Foto: Berthold Steinhilber
Wie engagieren sich Väter für ihre jugendlichen Kinder im Alltag? Wie werden aktuelle gesellschaftliche Großthemen zwischen Vätern und Teenagern thematisiert und gemeinsam verhandelt? Inwiefern spielen Leitbilder von Geschlecht und Männlichkeit hierbei eine Rolle? Diese und weitere Fragen untersucht ab sofort ein neues Forschungsprojekt der Evangelischen Hochschule Ludwigsburg unter Leitung von Prof. Dr. Johanna Possinger in Kooperation mit dem Deutschen Jugendinstitut München unter Leitung von Dr. Claudia Zerle-Elsässer. Das knapp dreijährige Projekt beleuchtet die bislang kaum erforschte Schnittstelle von väterlicher Care-Arbeit und politischer Bildung in der Familie. Es wird von der Stiftung Ravensburger Verlag mit 160.000 Euro gefördert.

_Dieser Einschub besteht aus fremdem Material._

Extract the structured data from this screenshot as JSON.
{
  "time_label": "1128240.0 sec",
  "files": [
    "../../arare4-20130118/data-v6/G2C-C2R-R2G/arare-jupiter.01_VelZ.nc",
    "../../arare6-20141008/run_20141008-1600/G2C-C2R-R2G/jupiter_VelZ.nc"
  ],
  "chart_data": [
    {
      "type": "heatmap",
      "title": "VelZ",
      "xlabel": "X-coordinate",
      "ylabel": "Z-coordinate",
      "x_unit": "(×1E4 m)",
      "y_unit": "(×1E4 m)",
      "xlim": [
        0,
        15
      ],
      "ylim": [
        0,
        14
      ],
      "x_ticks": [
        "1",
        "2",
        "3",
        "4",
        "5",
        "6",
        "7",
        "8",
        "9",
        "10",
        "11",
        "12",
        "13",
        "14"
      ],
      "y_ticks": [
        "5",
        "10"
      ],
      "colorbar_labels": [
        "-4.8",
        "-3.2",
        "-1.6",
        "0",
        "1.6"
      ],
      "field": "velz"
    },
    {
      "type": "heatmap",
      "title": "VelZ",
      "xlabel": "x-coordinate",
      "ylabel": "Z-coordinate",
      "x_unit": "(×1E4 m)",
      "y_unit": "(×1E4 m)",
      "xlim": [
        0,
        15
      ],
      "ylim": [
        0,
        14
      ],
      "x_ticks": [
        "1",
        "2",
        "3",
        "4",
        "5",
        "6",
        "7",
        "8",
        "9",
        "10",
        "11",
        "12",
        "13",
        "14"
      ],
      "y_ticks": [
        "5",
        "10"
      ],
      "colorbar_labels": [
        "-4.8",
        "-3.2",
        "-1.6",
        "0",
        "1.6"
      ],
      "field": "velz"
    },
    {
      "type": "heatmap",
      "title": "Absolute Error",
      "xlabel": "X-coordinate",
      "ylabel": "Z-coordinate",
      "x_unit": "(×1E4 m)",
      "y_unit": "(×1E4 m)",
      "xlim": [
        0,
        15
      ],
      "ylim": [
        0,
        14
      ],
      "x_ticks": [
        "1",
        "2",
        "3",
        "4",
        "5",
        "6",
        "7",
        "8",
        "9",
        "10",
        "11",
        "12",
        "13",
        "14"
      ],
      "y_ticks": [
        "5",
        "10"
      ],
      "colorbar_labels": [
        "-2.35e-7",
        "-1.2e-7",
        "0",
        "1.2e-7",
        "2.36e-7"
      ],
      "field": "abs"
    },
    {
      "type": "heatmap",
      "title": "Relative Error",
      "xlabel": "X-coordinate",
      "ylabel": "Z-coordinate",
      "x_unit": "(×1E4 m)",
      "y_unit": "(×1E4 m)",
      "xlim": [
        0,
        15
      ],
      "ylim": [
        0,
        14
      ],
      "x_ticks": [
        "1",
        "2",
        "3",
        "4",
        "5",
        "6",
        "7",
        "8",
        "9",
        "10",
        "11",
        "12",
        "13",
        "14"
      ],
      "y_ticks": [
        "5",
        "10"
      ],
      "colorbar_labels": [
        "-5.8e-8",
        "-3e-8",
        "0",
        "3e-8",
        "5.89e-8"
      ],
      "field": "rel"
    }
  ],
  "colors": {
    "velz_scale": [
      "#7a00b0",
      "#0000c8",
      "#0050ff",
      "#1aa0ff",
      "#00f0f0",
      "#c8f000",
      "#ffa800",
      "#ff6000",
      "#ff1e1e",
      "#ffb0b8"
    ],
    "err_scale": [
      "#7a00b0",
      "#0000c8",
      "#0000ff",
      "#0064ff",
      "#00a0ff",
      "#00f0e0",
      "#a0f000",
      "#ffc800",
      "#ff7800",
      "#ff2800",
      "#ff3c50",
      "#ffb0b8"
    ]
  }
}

Die Väterforschung im deutschsprachigen Raum konzentriert sich bislang vorrangig auf die Sorgebeteiligung von Vätern in der Kindheit. Die wenigen Studien zu Vätern und Teenagern zeigen einen Rückgang von Betreuungszeiten zugunsten gemeinsamer Freizeitaktivitäten und persönlicher Gespräche. Diese drehen sich vor allem um Themen der familiären Außenwelt wie Schule, Sport und Politik. Diese Außenwelt befindet sich in einem gesellschaftlichen Wandel und ist von zentralen politischen „Megatrends“ gekennzeichnet, die auf Familien z.B. durch Medien einwirken. Dazu zählen u.a. Klimawandel, Digitalisierung und gesellschaftliche Polarisierungen. Familien gelten als zentrale Orte politischer Bildung. In der Jugend entwickeln Kinder in eigenes politisches Denken – oft im Austausch mit den Einstellungen ihrer Eltern. Wie genau sich die politische Bildung in Familien jedoch vollzieht, ist bislang nicht erforscht. Im Zentrum der Studie soll hierfür das Verhältnis von Vätern und ihren Teenagern stehen. Der Fokus auf Väter bietet sich auch deshalb an, da Väter die ersten männlichen Rollenvorbilder für Kinder sind und sich gerade Fragen von Männlichkeit wie ein roter Faden durch die großen gesellschaftlichen Themen der Gegenwart ziehen. Ziel ist es, das gelebte demokratische Handeln im Rahmen von Vaterschaft zu untersuchen, um so besser zu verstehen, wie familiäre Beziehungen und gesellschaftliche Anforderungen aufeinander einwirken.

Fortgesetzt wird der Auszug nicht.